Extrinsically, the PDAC tumor microenvironment is highly fibrotic and rife with immune-suppressive myeloid cells. We recently found that PDAC cells “armored” themselves by activating the innate immune pathway, a self-defense mechanism that is normally summoned when cells are injured or invaded by microorganisms. PDAC cells frequently activate Interleukin-Receptor Associated Kinase 4 (IRAK4), the master switch that controls the innate immune signaling, to drive NF-kB activity and resist killing by chemotherapeutic agents. We found that patients whose tumors show upregulated IRAK4 activity have a much poorer survival, and we recently identified tumor-stromal IL-1b to be the source of IRAK4 activation in PDAC and stromal cells.
Current lab projects
- Determining whether IRAK4 inhibition will render immunotherapy effective in PDAC and colon cancer cells. We use a combination of genetically-engineered mouse models (KPC and APC min mice) and transplantable cell lines in this study. We have also generated global and conditional IRAK4-null mice for this study.

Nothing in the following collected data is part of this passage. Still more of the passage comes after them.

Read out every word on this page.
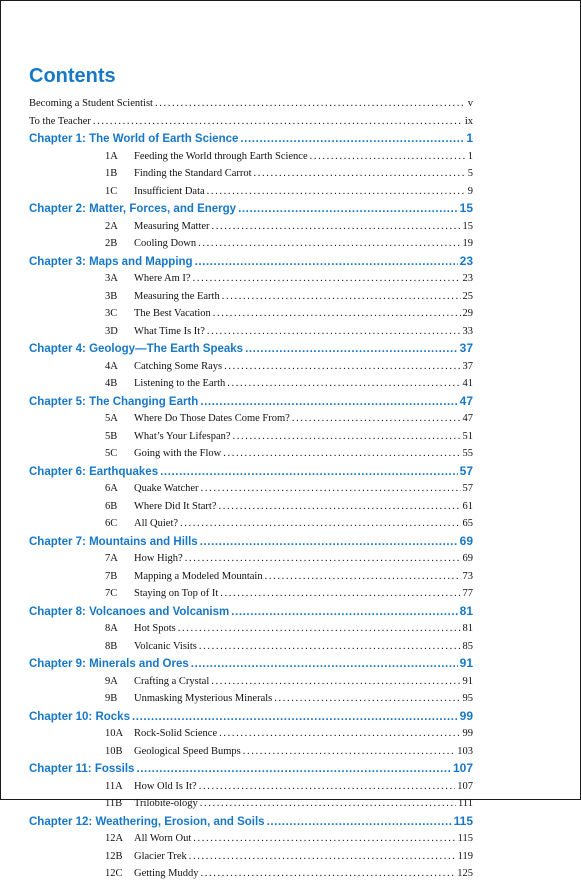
Contents
Becoming a Student Scientist . . .	v
To the Teacher . . .	ix
Chapter 1: The World of Earth Science .....	1
1A	Feeding the World through Earth Science . . .	1
1B	Finding the Standard Carrot . . .	5
1C	Insufficient Data . . .	9
Chapter 2: Matter, Forces, and Energy .....	15
2A	Measuring Matter . . .	15
2B	Cooling Down . . .	19
Chapter 3: Maps and Mapping .....	23
3A	Where Am I? . . .	23
3B	Measuring the Earth . . .	25
3C	The Best Vacation . . .	29
3D	What Time Is It? . . .	33
Chapter 4: Geology—The Earth Speaks .....	37
4A	Catching Some Rays . . .	37
4B	Listening to the Earth . . .	41
Chapter 5: The Changing Earth .....	47
5A	Where Do Those Dates Come From? . . .	47
5B	What’s Your Lifespan? . . .	51
5C	Going with the Flow . . .	55
Chapter 6: Earthquakes .....	57
6A	Quake Watcher . . .	57
6B	Where Did It Start? . . .	61
6C	All Quiet? . . .	65
Chapter 7: Mountains and Hills .....	69
7A	How High? . . .	69
7B	Mapping a Modeled Mountain . . .	73
7C	Staying on Top of It . . .	77
Chapter 8: Volcanoes and Volcanism .....	81
8A	Hot Spots . . .	81
8B	Volcanic Visits . . .	85
Chapter 9: Minerals and Ores .....	91
9A	Crafting a Crystal . . .	91
9B	Unmasking Mysterious Minerals . . .	95
Chapter 10: Rocks .....	99
10A	Rock-Solid Science . . .	99
10B	Geological Speed Bumps . . .	103
Chapter 11: Fossils .....	107
11A	How Old Is It? . . .	107
11B	Trilobite-ology . . .	111
Chapter 12: Weathering, Erosion, and Soils .....	115
12A	All Worn Out . . .	115
12B	Glacier Trek . . .	119
12C	Getting Muddy . . .	125
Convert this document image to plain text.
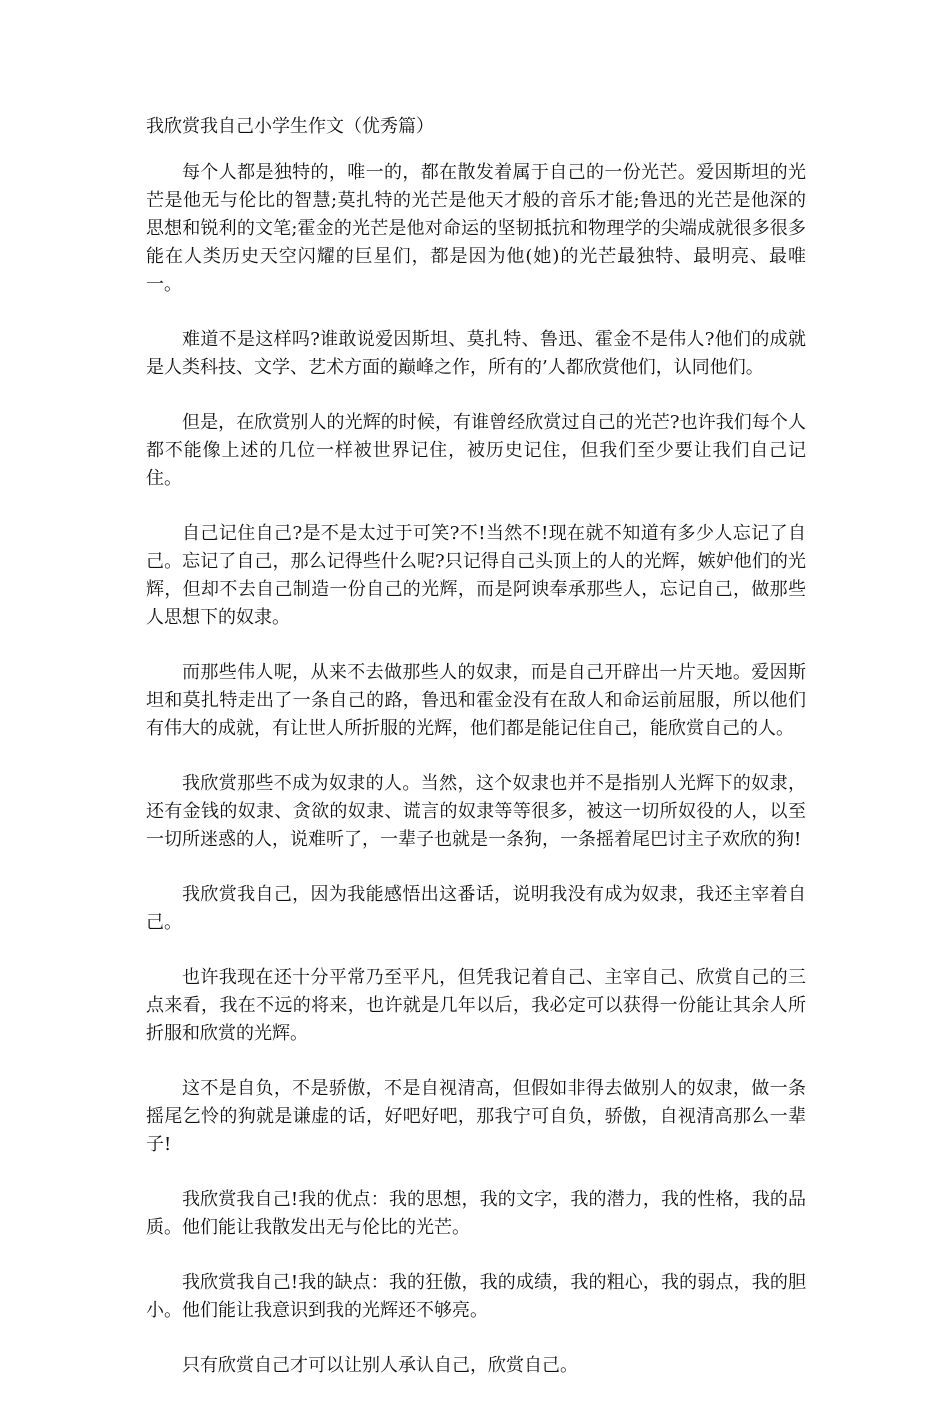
我欣赏我自己小学生作文（优秀篇）

每个人都是独特的，唯一的，都在散发着属于自己的一份光芒。爱因斯坦的光芒是他无与伦比的智慧;莫扎特的光芒是他天才般的音乐才能;鲁迅的光芒是他深的思想和锐利的文笔;霍金的光芒是他对命运的坚韧抵抗和物理学的尖端成就很多很多能在人类历史天空闪耀的巨星们，都是因为他(她)的光芒最独特、最明亮、最唯一。

难道不是这样吗?谁敢说爱因斯坦、莫扎特、鲁迅、霍金不是伟人?他们的成就是人类科技、文学、艺术方面的巅峰之作，所有的’人都欣赏他们，认同他们。

但是，在欣赏别人的光辉的时候，有谁曾经欣赏过自己的光芒?也许我们每个人都不能像上述的几位一样被世界记住，被历史记住，但我们至少要让我们自己记住。

自己记住自己?是不是太过于可笑?不!当然不!现在就不知道有多少人忘记了自己。忘记了自己，那么记得些什么呢?只记得自己头顶上的人的光辉，嫉妒他们的光辉，但却不去自己制造一份自己的光辉，而是阿谀奉承那些人，忘记自己，做那些人思想下的奴隶。

而那些伟人呢，从来不去做那些人的奴隶，而是自己开辟出一片天地。爱因斯坦和莫扎特走出了一条自己的路，鲁迅和霍金没有在敌人和命运前屈服，所以他们有伟大的成就，有让世人所折服的光辉，他们都是能记住自己，能欣赏自己的人。

我欣赏那些不成为奴隶的人。当然，这个奴隶也并不是指别人光辉下的奴隶，还有金钱的奴隶、贪欲的奴隶、谎言的奴隶等等很多，被这一切所奴役的人，以至一切所迷惑的人，说难听了，一辈子也就是一条狗，一条摇着尾巴讨主子欢欣的狗!

我欣赏我自己，因为我能感悟出这番话，说明我没有成为奴隶，我还主宰着自己。

也许我现在还十分平常乃至平凡，但凭我记着自己、主宰自己、欣赏自己的三点来看，我在不远的将来，也许就是几年以后，我必定可以获得一份能让其余人所折服和欣赏的光辉。

这不是自负，不是骄傲，不是自视清高，但假如非得去做别人的奴隶，做一条摇尾乞怜的狗就是谦虚的话，好吧好吧，那我宁可自负，骄傲，自视清高那么一辈子!

我欣赏我自己!我的优点：我的思想，我的文字，我的潜力，我的性格，我的品质。他们能让我散发出无与伦比的光芒。

我欣赏我自己!我的缺点：我的狂傲，我的成绩，我的粗心，我的弱点，我的胆小。他们能让我意识到我的光辉还不够亮。

只有欣赏自己才可以让别人承认自己，欣赏自己。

- Understanding how IRAK4 signaling impacts KRAS-RAF-MEK-ERK signaling cascade.
- Determining the role of p38/MK2 pathway in survival of PDAC cells undergoing environmental and genotoxic stress, with the goal of developing novel therapeutic strategies
- Developing effective ERK-inhibitor based therapeutic strategies based on novel observations.
- Understanding the role of IRAK4 and interaction with gut microbes in CRC mouse models.
Our lab employs multiple approaches to address these research directions with the goal of developing novel therapeutic strategies that can improve patient outcome. Our lab is funded by the ACS and NIH, and we welcome all researchers/students who are interested in checking us out!